When I try to open the Network window from the GO drop down menu in the Finder, the window flashes on the screen briefly and disappears.

If I open any Finder window and choose Network from the Sidebar, the Network window opens properly and I can choose to access the other computer in the house.  

This happens on either computer - the Quicksilver G4 and the iBook 1.42 G4.  Both running 10.4.3.  Quicksilver is wired to the AirPort Extreme >> Modem.  iBook is connected via wifi.

Any ideas why the Finder window disappears?


----------



## LouisM (Feb 26, 2008)

I'm having this same problem exactly, with a G5 and now a G4 recently added, both running Tiger 10.4.11, both hardwired to Netgear router. The G4 sees the network via the go menu, but on the G5 Go menu, the network window flashes then disappears. using the sidebar is OK. I know I'm 2 years late, but did you find a reason?


----------



## popularmac (Oct 9, 2008)

when you go to the menu under go and you select network nothing happens....
well the fix is as follows:
Go to your Hard Drive -> Users -> UserName -> Library -> Preferences -> com.apple.finder.plist
Take the com.apple.finder.plist file and place it in the trash.
Restart your computer and your problem should go away.


----------



## maclix (Dec 28, 2010)

popularmac said:


> when you go to the menu under go and you select network nothing happens....
> well the fix is as follows:
> Go to your Hard Drive -> Users -> UserName -> Library -> Preferences -> com.apple.finder.plist
> Take the com.apple.finder.plist file and place it in the trash.
> Restart your computer and your problem should go away.

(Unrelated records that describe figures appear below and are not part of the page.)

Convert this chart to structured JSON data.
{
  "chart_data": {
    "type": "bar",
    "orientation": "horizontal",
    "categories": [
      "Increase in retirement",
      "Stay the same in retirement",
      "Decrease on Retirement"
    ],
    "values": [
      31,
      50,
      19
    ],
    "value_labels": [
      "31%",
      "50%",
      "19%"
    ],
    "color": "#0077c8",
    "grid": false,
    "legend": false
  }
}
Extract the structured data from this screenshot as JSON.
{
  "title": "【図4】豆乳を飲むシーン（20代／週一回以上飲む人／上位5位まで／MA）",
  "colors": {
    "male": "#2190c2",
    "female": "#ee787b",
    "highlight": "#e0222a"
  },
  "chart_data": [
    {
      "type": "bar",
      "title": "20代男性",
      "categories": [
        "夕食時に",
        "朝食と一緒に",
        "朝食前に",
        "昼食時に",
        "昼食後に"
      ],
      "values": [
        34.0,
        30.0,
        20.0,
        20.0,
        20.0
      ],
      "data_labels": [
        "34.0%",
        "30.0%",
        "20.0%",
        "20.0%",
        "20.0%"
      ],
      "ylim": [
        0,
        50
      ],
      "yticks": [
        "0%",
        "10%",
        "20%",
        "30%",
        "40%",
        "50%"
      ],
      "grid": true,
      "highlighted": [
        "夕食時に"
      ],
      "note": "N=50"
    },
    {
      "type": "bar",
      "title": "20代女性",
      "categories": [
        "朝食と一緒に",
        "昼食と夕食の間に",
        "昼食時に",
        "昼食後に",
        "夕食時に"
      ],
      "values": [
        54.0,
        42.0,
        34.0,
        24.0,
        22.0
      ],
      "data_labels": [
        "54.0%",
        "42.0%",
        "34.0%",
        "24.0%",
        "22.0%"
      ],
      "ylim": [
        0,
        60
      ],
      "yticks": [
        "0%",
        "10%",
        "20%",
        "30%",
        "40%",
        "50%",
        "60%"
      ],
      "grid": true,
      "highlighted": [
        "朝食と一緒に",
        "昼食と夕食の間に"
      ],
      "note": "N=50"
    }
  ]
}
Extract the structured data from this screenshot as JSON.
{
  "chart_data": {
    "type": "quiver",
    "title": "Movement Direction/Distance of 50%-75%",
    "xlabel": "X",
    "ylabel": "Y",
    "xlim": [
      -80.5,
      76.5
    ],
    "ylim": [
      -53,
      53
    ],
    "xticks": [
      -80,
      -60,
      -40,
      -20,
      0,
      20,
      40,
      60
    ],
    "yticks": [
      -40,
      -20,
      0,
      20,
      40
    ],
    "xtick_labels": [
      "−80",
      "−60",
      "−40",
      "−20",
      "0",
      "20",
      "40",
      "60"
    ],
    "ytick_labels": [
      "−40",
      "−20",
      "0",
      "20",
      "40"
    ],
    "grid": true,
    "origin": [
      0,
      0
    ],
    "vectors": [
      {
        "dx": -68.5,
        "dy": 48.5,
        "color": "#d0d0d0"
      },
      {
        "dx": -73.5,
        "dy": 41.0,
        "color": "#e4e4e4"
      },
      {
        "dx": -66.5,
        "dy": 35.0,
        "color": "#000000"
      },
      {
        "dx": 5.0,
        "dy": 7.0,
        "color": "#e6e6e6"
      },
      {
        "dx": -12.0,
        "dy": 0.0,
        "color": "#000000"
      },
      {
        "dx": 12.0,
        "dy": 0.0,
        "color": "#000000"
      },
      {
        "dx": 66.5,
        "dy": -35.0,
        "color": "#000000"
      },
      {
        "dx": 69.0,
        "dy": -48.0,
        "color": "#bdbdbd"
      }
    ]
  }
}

Thank You so much popularmac! All day I am trying to figure out why I don't have the 'connect to server' command in my Go Menu. Impossible to test the network that I am setting with my new PC in the other house. After deleting the preference file, and relaunching the Finder (You don't have to restart the machine but You can simply relaunch the Finder through the Force to Exit command in the Apple menu), the command that was lost is back! Great!


----------